George WashingtonWashington’s famous statement regarding his inability to tell a lie is probably one of the most enduring American political myths. There are, however, many physical and psychological reasons to tell the truth. Believe it our not, truth tellers seem to live healthier, happier, more stress-free lives.

What happens when we are being untruthful? First of all, our feelings of worry, anxiety, and guilt all come into play. Our minds have to, first of all, make up a lie and then remember it for consistency. That takes a lot of mental energy away from our other activities of the day. When we lie, we naturally have feelings of guilt.

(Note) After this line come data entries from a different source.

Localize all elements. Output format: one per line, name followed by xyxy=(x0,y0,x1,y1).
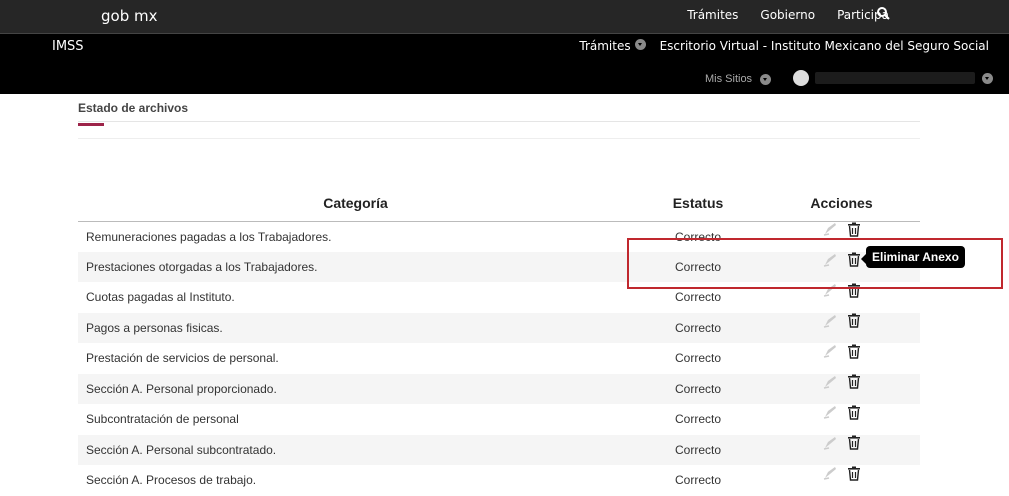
chevron-down-icon xyxy=(760,73,772,85)
table-row: Sección A. Personal proporcionado. Correc… xyxy=(78,373,920,404)
actions-cell xyxy=(763,312,920,343)
status-cell: Correcto xyxy=(633,312,763,343)
files-table: Categoría Estatus Acciones Remuneracione… xyxy=(78,186,920,496)
categoria-cell: Cuotas pagadas al Instituto. xyxy=(86,290,235,305)
trash-icon[interactable] xyxy=(847,374,861,389)
highlight-box xyxy=(627,238,1003,289)
title-accent-bar xyxy=(78,123,104,126)
status-cell: Correcto xyxy=(633,373,763,404)
escritorio-link[interactable]: Escritorio Virtual - Instituto Mexicano … xyxy=(660,39,989,53)
gobmx-logo[interactable]: gob mx xyxy=(101,7,157,25)
trash-icon[interactable] xyxy=(847,435,861,450)
avatar[interactable] xyxy=(793,70,809,86)
status-cell: Correcto xyxy=(674,351,721,366)
sign-pen-icon[interactable] xyxy=(823,222,837,236)
categoria-cell: Remuneraciones pagadas a los Trabajadore… xyxy=(86,229,332,244)
actions-cell xyxy=(763,373,920,404)
user-name-redacted[interactable] xyxy=(815,72,975,84)
mis-sitios-label: Mis Sitios xyxy=(705,73,753,85)
divider xyxy=(78,121,920,122)
actions-cell xyxy=(763,404,920,435)
table-row: Subcontratación de personal Correcto xyxy=(78,404,920,435)
nav-tramites[interactable]: Trámites xyxy=(687,8,738,22)
sub-nav: Trámites Escritorio Virtual - Instituto … xyxy=(579,39,989,53)
table-row: Pagos a personas fisicas. Correcto xyxy=(78,312,920,343)
header-categoria: Categoría xyxy=(78,186,633,222)
sign-pen-icon[interactable] xyxy=(823,466,837,480)
table-row: Sección A. Procesos de trabajo. Correcto xyxy=(78,465,920,496)
chevron-down-icon xyxy=(634,39,646,50)
header-estatus: Estatus xyxy=(633,186,763,222)
nav-gobierno[interactable]: Gobierno xyxy=(760,8,815,22)
trash-icon[interactable] xyxy=(847,405,861,420)
top-nav: Trámites Gobierno Participa xyxy=(687,8,889,22)
trash-icon[interactable] xyxy=(847,466,861,481)
mis-sitios-menu[interactable]: Mis Sitios xyxy=(705,73,772,85)
trash-icon[interactable] xyxy=(847,222,861,237)
status-cell: Correcto xyxy=(674,412,721,427)
tramites-label: Trámites xyxy=(579,39,631,53)
search-icon[interactable] xyxy=(876,6,890,20)
header-acciones: Acciones xyxy=(763,186,920,222)
user-menu-chevron-icon[interactable] xyxy=(982,73,993,84)
status-cell: Correcto xyxy=(633,434,763,465)
categoria-cell: Sección A. Personal subcontratado. xyxy=(78,434,633,465)
actions-cell xyxy=(763,434,920,465)
actions-cell xyxy=(763,465,920,496)
imss-title[interactable]: IMSS xyxy=(52,39,84,54)
categoria-cell: Sección A. Personal proporcionado. xyxy=(78,373,633,404)
table-row: Sección A. Personal subcontratado. Correc… xyxy=(78,434,920,465)
sign-pen-icon[interactable] xyxy=(823,314,837,328)
categoria-cell: Sección A. Procesos de trabajo. xyxy=(86,473,257,488)
categoria-cell: Subcontratación de personal xyxy=(86,412,239,427)
categoria-cell: Prestación de servicios de personal. xyxy=(86,351,279,366)
trash-icon[interactable] xyxy=(847,344,861,359)
actions-cell xyxy=(763,343,920,374)
top-navbar: gob mx Trámites Gobierno Participa xyxy=(0,0,1009,33)
categoria-cell: Prestaciones otorgadas a los Trabajadore… xyxy=(78,251,633,282)
sign-pen-icon[interactable] xyxy=(823,375,837,389)
trash-icon[interactable] xyxy=(847,313,861,328)
divider xyxy=(78,138,920,139)
sub-header: IMSS Trámites Escritorio Virtual - Insti… xyxy=(0,33,1009,94)
sign-pen-icon[interactable] xyxy=(823,405,837,419)
categoria-cell: Pagos a personas fisicas. xyxy=(78,312,633,343)
sign-pen-icon[interactable] xyxy=(823,436,837,450)
sign-pen-icon[interactable] xyxy=(823,344,837,358)
status-cell: Correcto xyxy=(674,473,721,488)
page-title: Estado de archivos xyxy=(78,101,189,115)
table-row: Prestación de servicios de personal. Corr… xyxy=(78,343,920,374)
tramites-menu[interactable]: Trámites xyxy=(579,39,646,53)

These guilty feelings added to the anxiety of having to make sure we don’t forget the lie we have just told, can easily cause us to experience the physical symptoms of anxiety. Our hearts will race, we can get shaky and sweaty, blood pressure can increase and even headaches may occur. Add all of these together and we feel physically unwell. Physical symptoms such as exhaustion or insomnia can also develop. Depending upon the seriousness of our untruths, even our close relationships can suffer.

Additional symptoms can also occur. Chronic lying can lead to chronic depression and anxiety. Chronic anxiety and depression oftentimes lead to symptoms such as weight loss, inability to sleep and multiple other somatic complaints. As you can see, it is always best to tell the truth. Honest.